Ever since the Philippines started automating the elections, voters have become familiar with the Precinct Count Optical Scanner (PCOS) machines. This year, the Commission on Election (COMELEC) is procuring a brand new system, the Fully Automated System with Transparency Audit and Count (FASTrAC). This is targetted for the 2025 National and Local Elections. Personally, I hope that it is not too late - as I have experienced delays in the election process with the COMELEC claiming that there's no other choice but to use the old SMARTMATIC machines.
The FASTrAC Terms of Reference (TOR), and other related documents, are available to the public at the COMELEC's website. I took the liberty of downloading and scanning through the TOR and, whilst it looks sound, it left me with some questions.
First question is why isn't the COMELEC utilizing the voters' biometric data, which they collect during registration, to ensure that voters can only vote ONCE in ONE designated precinct (no flying voters)? The TOR has no mention of biometric or fingerprint, which means that the machine will not be equipped with the biometric scanner, nor will it securely store the mathematical representation of the biometric data on the machine. Imagine utilizing the biometrics of authorized personnel when logging in on the machine instead of a username, password and the USB hardware key? I do not know why COMELEC has wasted this opportunity to fully use the data they have collected. If COMELEC is not employing voters' biometric data, then voters should be able to request that their biometric data be deleted from the COMELEC database.
Second question is why allow Commercial/Customer Off The Shelf (COTS) operating system instead of ensuring that the full software stack of the machine can be audited completely by using free, open source software (FOSS), like Linux? Microsoft Windows is an example of COTS, but it is NOT the only example out there btw. Will Microsoft allow Filipino code reviewers to view the entire Windows source code? Surely eight (8) months (the duration COMELEC set for the source code review) is not enough to review the entire software stack, OS and AES. Unfortunately, the source code review is limited only to the Automated Election System (AES) software. Why? I mean, the operating system (OS) is not 100% free of vulnerabilities, and the software running on top of it might be accurate, but a vulnerability in the OS can be used as a vector to manipulate data prior to transmission. I think there is a disconnect here somewhere.

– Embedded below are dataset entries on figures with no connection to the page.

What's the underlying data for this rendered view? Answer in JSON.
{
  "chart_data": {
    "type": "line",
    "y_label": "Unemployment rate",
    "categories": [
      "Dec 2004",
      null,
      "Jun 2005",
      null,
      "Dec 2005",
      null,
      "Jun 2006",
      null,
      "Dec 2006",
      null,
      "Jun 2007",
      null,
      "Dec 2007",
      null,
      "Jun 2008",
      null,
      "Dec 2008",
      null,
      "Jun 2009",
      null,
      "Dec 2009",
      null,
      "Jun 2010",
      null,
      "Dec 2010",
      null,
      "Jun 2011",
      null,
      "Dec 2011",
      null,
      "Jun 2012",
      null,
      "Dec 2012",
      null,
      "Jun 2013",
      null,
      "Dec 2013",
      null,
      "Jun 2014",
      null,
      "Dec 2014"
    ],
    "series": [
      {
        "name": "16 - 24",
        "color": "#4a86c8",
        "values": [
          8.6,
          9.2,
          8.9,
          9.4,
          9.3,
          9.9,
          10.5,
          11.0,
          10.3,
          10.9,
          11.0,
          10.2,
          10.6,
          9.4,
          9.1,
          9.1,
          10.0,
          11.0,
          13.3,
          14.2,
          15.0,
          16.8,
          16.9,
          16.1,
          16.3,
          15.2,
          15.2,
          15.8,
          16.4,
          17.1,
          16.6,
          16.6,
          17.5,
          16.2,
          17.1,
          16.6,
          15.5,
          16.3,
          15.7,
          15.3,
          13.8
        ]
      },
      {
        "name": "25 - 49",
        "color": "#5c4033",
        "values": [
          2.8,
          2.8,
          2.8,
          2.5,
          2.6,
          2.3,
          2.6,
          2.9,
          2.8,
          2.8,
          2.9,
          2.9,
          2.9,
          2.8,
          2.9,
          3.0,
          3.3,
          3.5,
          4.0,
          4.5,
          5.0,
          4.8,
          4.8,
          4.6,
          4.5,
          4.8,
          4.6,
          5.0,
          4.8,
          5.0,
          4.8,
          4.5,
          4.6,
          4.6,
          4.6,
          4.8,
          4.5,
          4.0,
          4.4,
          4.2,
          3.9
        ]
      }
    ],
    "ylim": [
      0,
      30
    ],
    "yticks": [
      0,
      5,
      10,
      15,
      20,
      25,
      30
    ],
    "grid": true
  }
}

Finally, why is there no concern about hardware vulnerabilities. The machine is a computer. Computers are known to have vulnerabilities both in HARDWARE and SOFTWARE. For the past several months, we have Intel and AMD processors being exposed with vulnerabilities. Shouldn't the COMELEC consider that these vulnerabilities are fixed by mentioning it in the TOR?
Anyway, I am excited to see what the new FASTrAC will bring us, despite these questions. I do hope, however, that during the pre-bid, these questions can be addressed by incorporating the answers in the bid bulletin. Let's just hope that during the implementation of the AES, we'd see more transparency.